落胆の場面では文が短くなる。多くの書き手が経験的に知っていることですが、これは数えられる現象です。ある場面の各文の字数を拾って並べると、山場の手前では長い文が続き、感情が落ちる一点で急に短い文が現れる、という形がよく観察されます。平均文長という一つの数字ではこの動きは見えません。効いているのは分布の形——長い文の連なりの中に、どれだけ極端に短い文が差し込まれているか、です。
「彼は肩を落とした。」という文は、句点まで含めて九文字しかありません。しかも構成要素は代名詞、助詞、身体部位、動詞だけで、漢語がひとつも入っていない。文章の硬さの目安として、漢語の割合を数えるという古典的な方法がありますが、この句はその物差しの上で最も柔らかい側に張り付きます。「意気消沈した」と書けば漢語率は一気に上がり、文は報告書の顔になる。同じ出来事を指していても、字面の組成が違えば、文が発する温度が違う。数えれば、その違いは割合として取り出せます。

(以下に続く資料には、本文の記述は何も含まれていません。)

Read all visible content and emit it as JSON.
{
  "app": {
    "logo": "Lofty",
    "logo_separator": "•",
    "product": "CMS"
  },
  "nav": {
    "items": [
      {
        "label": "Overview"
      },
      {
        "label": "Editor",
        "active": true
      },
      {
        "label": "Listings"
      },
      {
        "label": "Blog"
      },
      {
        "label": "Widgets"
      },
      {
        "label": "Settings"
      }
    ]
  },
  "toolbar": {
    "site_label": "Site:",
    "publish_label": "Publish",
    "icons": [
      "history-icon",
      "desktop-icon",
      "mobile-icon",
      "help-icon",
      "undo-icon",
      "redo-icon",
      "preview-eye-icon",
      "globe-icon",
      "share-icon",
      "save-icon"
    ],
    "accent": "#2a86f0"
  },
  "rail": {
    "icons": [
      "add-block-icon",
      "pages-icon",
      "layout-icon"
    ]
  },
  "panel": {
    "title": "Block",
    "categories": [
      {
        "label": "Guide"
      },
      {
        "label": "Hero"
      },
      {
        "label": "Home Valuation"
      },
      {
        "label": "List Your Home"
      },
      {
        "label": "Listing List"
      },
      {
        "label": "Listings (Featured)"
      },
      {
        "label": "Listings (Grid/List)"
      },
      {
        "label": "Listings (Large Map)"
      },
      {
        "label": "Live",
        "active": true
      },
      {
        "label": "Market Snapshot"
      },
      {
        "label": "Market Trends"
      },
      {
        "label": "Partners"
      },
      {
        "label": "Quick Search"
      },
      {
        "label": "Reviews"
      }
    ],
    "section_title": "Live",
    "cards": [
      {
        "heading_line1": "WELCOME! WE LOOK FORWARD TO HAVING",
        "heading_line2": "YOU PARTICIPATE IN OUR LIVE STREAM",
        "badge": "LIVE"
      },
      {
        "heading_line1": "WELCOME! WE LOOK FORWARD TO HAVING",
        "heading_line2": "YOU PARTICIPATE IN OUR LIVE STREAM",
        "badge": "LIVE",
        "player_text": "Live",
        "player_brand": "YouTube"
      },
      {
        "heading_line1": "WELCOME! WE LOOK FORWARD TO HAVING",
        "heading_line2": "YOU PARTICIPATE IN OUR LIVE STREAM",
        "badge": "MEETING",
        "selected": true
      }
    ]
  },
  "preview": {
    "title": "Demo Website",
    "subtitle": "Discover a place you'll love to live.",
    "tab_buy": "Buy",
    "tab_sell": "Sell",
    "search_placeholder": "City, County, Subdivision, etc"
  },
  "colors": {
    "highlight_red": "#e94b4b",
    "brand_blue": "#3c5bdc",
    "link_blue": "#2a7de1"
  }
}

拍で数えても特徴があります。この句は六拍で、日本語のリズムの基本単位とされる四拍を少しはみ出す長さです。俳句や標語が示すとおり、日本語の定型は四拍と三拍の組み合わせに強く引き寄せられますが、六拍の動詞句は文末に置かれたとき、五七調にも八拍の均等な枠にも収まりきらず、わずかに余る。この余りが、句点の前で一瞬の失速感を作ると感じる書き手もいるようです。断定はできません。ただ、文末の動詞句の拍数を意識して読み比べると、着地の感触が句ごとに違うことは確かめられます。
ここで注意したいのは、表記の長さと音の長さが一致しないことです。「肩を落とした」は表記で六字ですが、口に出すと、か・た・を・お・と・し・た の七拍になる。「意気消沈した」も表記は同じ六字で、い・き・しょ・う・ち・ん・し・た の八拍。版面の上で同じ長さの二つが、音では一拍ぶんずれています。逆に「うなだれた」は五字で五拍、字数と拍数がぴったり重なる。仮名だけで書かれた語は表記と音が一致し、漢字を含む語は表記のほうが縮むわけです。黙読の速度が字面に引かれ、音読の速度が拍に引かれるとすれば、同じ一文でも読み方によって体感の長さが変わることになります。文の長短を数えるときは、字で数えるのか拍で数えるのかを先に決めておかないと、比較そのものが成立しません。
落胆の身振りを担う句は、そもそも数えるほどしかありません。うつむく、目を伏せる、うなだれる、この句。並べてみると、意味の差より先に尺の差が目につきます。四拍から六拍のあいだに全部が収まっていて、選べる幅は驚くほど狭い。そのうえこの句だけが、助詞「を」を挟んだ他動詞の形をしています。一語で済ませられるところを、三つの要素に分けて組み立てている。形の上では意志的な動作に見えるのに、実際には力が抜けた結果として起きる——この捻れが、繰り返し選ばれてきた理由の一つかもしれません。ただし他動詞の形は、主語を省いた地の文では宙に浮きやすい。一人称の語りで自分の肩について書くと、見えないはずのものを見ている感触が残ります。字数の設計に入る前に、視点の側で使える場所かどうかを確かめておくほうが早い。数える対象をもう一つ足すなら、読点です。九文字の文には読点が入る余地がありません。息継ぎを一度も挟まずに読み下せる文は、字数が同じでも体感がさらに短くなる。逆に十五字の文でも読点が二つ打たれていれば、読者は三度立ち止まることになります。字数と読点数を並べて記録しておくと、文長の分布だけでは見えない起伏が浮かんできます。
実践的に効くのは、文長の対比を比率で設計することです。六十字の文の直後に置かれた十字の文は、二十字の文の直後に置かれた同じ十字の文より、はるかに強く働く。読者が感じる緩急は絶対的な字数ではなく、直前との比で決まるからです。落胆の一文を短くしたいなら、その手前を意識的に長くする。人物が期待に胸を膨らませて改札を抜け、掲示板の前の人垣をかき分け、番号を上から順に目で追っていく——そこまでを一続きの長い文で書いておいて、それから十字で落とす。段差は、高い側を盛ることでも作れます。
数えることは書くことの代わりにはなりません。それでも、推敲の道具としての計数は安上がりで確実です。落胆の場面を書き終えたら、各文の字数を拾ってメモ帳に並べてみる。グラフにするまでもなく、数字の列を眺めるだけで、緩急が設計されているか、それとも全文が同じ長さでだらだらと続いているかは一目で分かります。感情の演出は形容詞を足すことだと思われがちですが、字数の配分という無色の変数が、実はかなりの部分を担っている。それを確かめる最短の方法が、数えることです。